Knowledge graphs are designed to uncover information about customer needs, products, and market trends, mitigating the challenges of constantly growing and highly interconnected data sets. They excel at connecting and managing masses of shopper and product data to answer complex queries.
Marketing Effectiveness Analysis
For example, suppose we wanted to analyze website activity and track how people find different pages on a website: for example, by clicking on an advertisement, through a search engine, from social media or in an email link. This will help us understand if an ongoing marketing campaign is effective and better understand the behavior of site visitors who become customers.
In a knowledge graph, all pages and all marketing channels become nodes linked to each other. By adding context to links (relationships), we can start making complex queries. For example, if we have data on visit times, we can analyze the evolution of the performance of individual marketing channels and the interest for specific pages. Then, by adding visitor location data, we can analyze whether certain channels work better for certain geographic markets.
Real-time recommendation engines are essential for online retailers. The goal is to surface relevant product suggestions and prompt shoppers to add last-minute extras to an online shopping cart. This benefits both parties: the seller can offer high-margin items, overstocks, and promotions, while the buyer discovers useful and relevant items, improving their customer experience.

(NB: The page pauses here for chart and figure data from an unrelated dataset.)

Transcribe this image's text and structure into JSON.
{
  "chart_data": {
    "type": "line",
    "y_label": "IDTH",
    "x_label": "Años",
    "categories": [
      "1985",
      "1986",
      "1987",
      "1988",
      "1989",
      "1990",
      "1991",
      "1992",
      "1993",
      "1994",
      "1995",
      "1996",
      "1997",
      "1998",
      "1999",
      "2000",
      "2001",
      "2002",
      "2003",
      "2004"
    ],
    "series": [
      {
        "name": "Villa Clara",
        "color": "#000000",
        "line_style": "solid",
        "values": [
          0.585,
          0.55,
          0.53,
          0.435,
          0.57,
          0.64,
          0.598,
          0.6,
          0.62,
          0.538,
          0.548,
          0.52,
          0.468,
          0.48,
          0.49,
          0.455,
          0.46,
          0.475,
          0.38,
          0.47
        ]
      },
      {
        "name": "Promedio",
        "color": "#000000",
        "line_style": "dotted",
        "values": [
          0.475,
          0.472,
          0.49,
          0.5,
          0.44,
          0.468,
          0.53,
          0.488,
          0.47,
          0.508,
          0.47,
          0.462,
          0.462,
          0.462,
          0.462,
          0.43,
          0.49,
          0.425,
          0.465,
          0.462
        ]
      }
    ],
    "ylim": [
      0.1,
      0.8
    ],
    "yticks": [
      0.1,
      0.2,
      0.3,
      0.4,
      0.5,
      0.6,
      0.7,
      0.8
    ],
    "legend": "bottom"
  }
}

Generating relevant recommendations involves instantly correlating data on products, customers, inventory, suppliers, logistics, and even social sentiment, as well as instantly capturing any new interest shown during the customer’s current visit. Sifting through all of this data in real time is beyond the capabilities of a conventional relational database. However, matching historical and session data is trivial for a knowledge graph.
A knowledge graph can also use and weight multiple recommendation methods, such as recommendation based on users or similar products, user history and profile, or business strategy (promotions, margin, inventory) .
Know your customers
In the post-cookie world, knowledge graphs provide a way to connect massive amounts of shopper and product data to generate insights into product trends and customer needs. Knowledge graphs are much faster at doing this than traditional means. They can be used to analyze web traffic and clickstream data and create unique customer profiles.
American media conglomerate Meredith Corporation has used graph algorithms to turn billions of page views into millions of pseudonymous IDs with rich browsing profiles. It then consolidated 350 million profiles that would have been considered unique individuals with different interests and patterns into 163 million richer and more accurate profiles. This gave him a better understanding of customers and the market.
Gartner predicts that by 2025, graphics technologies will be used in 80% of data and analytics innovations, up from 10% this year. Ultimately, knowledge graphs enable marketers to achieve their goals and drive competitive advantage and overall business success.